Generate a Synthetic FUNSD Dataset for LayoutLMv3 Fine-Tuning

June 22, 2026·12 min read·Brian Geisel·Tested against symagedocs SDK v1.0.4, June 2026

sdkdocument-aifunsdlayoutlmtraining-datatutorial

SymageDocs is a synthetic document data service: pick a form from the catalog, set a quantity, and it generates rendered documents (typed or handwritten, clean or degraded) filled from coherent synthetic identities, with pixel-perfect ground truth labels in FUNSD format included with every job. No real PII, no manual annotation, no OCR pass injecting noise into your labels. You can do all of it in the web app; this walkthrough does it from Python with the SymageDocs SDK, so the dataset lives inside your training pipeline and regenerates on demand.

What you'll build: about a hundred lines of Python that install the SDK, generate nine labeled synthetic W-2s with the scanned degradation profile, sanity-check the FUNSD annotations, and convert them into LayoutLMv3 training features using the standard HuggingFace processor with apply_ocr=False.

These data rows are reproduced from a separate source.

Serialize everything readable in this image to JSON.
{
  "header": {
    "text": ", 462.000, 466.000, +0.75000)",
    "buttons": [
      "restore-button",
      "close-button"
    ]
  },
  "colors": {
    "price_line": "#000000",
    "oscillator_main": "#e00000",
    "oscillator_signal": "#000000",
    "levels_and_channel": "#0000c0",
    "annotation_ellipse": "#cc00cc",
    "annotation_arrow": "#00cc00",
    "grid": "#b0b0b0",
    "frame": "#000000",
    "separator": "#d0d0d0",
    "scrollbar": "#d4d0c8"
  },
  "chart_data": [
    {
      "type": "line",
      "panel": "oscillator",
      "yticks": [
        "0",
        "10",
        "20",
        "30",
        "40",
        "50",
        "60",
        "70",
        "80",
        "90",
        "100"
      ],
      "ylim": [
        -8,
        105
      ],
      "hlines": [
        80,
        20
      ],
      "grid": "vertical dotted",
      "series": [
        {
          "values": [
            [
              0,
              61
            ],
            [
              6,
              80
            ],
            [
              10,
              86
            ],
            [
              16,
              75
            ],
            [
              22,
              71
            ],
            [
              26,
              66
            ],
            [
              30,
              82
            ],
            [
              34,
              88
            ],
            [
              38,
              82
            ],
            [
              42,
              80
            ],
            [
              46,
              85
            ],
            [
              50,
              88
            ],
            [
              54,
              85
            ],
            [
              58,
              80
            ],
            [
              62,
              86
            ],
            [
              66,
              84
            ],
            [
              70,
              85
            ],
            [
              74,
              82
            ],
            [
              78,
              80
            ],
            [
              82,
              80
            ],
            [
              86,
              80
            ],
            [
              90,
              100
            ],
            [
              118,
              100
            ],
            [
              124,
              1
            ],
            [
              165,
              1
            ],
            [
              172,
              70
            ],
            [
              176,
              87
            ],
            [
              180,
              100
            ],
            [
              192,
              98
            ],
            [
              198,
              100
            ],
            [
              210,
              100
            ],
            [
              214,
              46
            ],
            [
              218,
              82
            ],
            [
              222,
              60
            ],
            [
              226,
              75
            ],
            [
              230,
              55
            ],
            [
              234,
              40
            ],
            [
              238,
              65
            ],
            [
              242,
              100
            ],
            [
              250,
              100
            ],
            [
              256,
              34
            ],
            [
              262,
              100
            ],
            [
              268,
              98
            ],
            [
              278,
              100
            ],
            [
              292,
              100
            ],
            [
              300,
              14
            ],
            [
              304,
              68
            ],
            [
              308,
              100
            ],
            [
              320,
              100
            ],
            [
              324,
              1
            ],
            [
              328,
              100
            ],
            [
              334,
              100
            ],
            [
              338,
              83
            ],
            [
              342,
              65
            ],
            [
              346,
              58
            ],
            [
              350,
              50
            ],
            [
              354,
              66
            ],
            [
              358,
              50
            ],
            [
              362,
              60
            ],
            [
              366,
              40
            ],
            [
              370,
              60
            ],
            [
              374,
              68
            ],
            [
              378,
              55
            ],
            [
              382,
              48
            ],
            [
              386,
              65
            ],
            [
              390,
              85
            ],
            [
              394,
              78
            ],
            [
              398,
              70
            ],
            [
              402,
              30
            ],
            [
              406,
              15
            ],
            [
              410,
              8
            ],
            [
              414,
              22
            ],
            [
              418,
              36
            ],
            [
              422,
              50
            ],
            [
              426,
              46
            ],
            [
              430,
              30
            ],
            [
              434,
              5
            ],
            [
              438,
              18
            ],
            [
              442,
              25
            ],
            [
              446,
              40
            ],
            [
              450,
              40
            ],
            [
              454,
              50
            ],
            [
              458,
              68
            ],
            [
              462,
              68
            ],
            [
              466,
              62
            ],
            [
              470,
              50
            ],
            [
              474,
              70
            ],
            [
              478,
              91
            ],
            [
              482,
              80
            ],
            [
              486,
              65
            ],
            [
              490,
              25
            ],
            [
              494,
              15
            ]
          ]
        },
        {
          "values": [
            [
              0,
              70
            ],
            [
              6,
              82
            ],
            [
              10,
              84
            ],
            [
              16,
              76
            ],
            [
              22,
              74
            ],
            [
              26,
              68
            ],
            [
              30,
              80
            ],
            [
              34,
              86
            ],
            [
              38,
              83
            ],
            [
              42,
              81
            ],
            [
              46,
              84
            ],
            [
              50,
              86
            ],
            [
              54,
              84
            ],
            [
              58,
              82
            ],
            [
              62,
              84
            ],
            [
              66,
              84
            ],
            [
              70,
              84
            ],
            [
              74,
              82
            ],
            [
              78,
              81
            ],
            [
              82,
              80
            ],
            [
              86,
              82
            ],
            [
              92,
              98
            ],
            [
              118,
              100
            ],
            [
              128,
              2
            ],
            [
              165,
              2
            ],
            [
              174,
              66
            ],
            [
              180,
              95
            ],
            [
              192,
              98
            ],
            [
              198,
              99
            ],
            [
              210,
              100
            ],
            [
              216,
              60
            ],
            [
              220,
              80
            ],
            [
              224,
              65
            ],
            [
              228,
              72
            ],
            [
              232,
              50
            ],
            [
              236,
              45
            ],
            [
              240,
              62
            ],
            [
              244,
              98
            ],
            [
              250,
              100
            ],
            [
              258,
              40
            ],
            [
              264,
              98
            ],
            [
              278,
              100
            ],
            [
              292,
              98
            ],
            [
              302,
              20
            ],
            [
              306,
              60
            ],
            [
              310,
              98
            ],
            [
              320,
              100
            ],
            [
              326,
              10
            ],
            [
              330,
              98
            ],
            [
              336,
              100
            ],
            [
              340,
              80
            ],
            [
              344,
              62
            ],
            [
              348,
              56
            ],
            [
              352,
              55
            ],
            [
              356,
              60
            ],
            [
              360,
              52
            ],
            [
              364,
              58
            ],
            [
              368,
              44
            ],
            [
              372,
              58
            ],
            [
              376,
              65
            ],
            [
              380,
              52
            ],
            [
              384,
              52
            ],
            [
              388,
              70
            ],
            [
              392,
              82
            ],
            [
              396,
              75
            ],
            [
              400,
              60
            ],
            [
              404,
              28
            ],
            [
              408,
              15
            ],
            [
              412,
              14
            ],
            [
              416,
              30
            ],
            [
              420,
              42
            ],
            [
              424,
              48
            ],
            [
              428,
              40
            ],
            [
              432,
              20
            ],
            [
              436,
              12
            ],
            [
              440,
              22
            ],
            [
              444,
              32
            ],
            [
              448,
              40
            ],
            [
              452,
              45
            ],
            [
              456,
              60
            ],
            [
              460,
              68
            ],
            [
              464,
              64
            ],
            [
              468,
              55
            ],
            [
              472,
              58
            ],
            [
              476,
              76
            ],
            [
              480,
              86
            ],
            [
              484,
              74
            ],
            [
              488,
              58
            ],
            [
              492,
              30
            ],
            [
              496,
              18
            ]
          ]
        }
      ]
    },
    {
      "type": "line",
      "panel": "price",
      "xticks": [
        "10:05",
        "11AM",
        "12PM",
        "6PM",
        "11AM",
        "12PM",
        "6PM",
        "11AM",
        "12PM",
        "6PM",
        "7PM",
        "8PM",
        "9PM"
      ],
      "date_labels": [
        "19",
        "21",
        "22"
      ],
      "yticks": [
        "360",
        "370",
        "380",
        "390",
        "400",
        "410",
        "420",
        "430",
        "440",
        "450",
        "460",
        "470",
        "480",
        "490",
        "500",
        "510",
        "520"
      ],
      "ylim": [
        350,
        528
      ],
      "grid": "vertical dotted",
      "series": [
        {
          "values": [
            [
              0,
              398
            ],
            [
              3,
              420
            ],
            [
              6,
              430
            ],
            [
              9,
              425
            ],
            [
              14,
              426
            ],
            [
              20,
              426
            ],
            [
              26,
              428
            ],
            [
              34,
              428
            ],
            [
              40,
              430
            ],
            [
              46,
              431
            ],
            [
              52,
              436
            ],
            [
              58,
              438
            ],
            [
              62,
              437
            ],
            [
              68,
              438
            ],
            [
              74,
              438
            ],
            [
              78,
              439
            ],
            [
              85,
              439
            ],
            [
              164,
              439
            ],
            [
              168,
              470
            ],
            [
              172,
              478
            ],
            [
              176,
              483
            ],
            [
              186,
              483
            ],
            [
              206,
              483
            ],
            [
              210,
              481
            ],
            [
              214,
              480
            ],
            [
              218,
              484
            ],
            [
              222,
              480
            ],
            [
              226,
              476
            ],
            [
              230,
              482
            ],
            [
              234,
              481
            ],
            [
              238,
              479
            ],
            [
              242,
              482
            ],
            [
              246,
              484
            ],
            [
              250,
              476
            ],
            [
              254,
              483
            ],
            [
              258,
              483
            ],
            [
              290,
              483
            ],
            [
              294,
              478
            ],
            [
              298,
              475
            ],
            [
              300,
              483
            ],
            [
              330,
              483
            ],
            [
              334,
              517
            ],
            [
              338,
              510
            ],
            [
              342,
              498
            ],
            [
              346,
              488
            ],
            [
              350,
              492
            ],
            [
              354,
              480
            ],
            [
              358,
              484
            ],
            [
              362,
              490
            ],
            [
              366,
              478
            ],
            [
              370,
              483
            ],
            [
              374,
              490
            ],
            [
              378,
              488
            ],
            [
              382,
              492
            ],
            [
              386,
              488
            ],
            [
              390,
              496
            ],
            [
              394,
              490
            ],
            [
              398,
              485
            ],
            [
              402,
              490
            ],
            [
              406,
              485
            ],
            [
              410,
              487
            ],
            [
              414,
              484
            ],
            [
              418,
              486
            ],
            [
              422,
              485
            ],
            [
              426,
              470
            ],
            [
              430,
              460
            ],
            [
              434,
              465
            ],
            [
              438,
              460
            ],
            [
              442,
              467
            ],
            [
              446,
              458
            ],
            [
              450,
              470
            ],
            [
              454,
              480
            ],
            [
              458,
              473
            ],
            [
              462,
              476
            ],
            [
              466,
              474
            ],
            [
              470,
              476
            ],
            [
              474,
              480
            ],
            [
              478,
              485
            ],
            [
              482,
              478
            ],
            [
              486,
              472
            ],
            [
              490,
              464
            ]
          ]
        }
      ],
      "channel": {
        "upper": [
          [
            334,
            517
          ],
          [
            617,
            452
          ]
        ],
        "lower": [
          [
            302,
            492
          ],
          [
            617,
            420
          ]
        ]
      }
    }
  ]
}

The whole pipeline runs on a free-tier account (500 credits per month, no credit card). Scaling to 500 or 50,000 documents afterward is a one-parameter change.

Most synthetic-data articles (ours included) argue about why. This one is purely how: starting from an empty virtualenv, end with a directory of rendered form images and FUNSD annotations that a LayoutLMv3 fine-tuning loop will accept, plus the handful of SDK and dataset details (seeds, idempotency keys, transform sidecars, what's included without asking) that save you a support ticket later.

Why does any of this need to be synthetic? Because real W-2s are radioactive PII you cannot legally stockpile, hand-annotating form images runs dollars per page at training scale, and OCR-derived labels bake recognition errors directly into your ground truth. Synthetic generation sidesteps all three: the generator knows every word and box it placed, so the labels are exact by construction.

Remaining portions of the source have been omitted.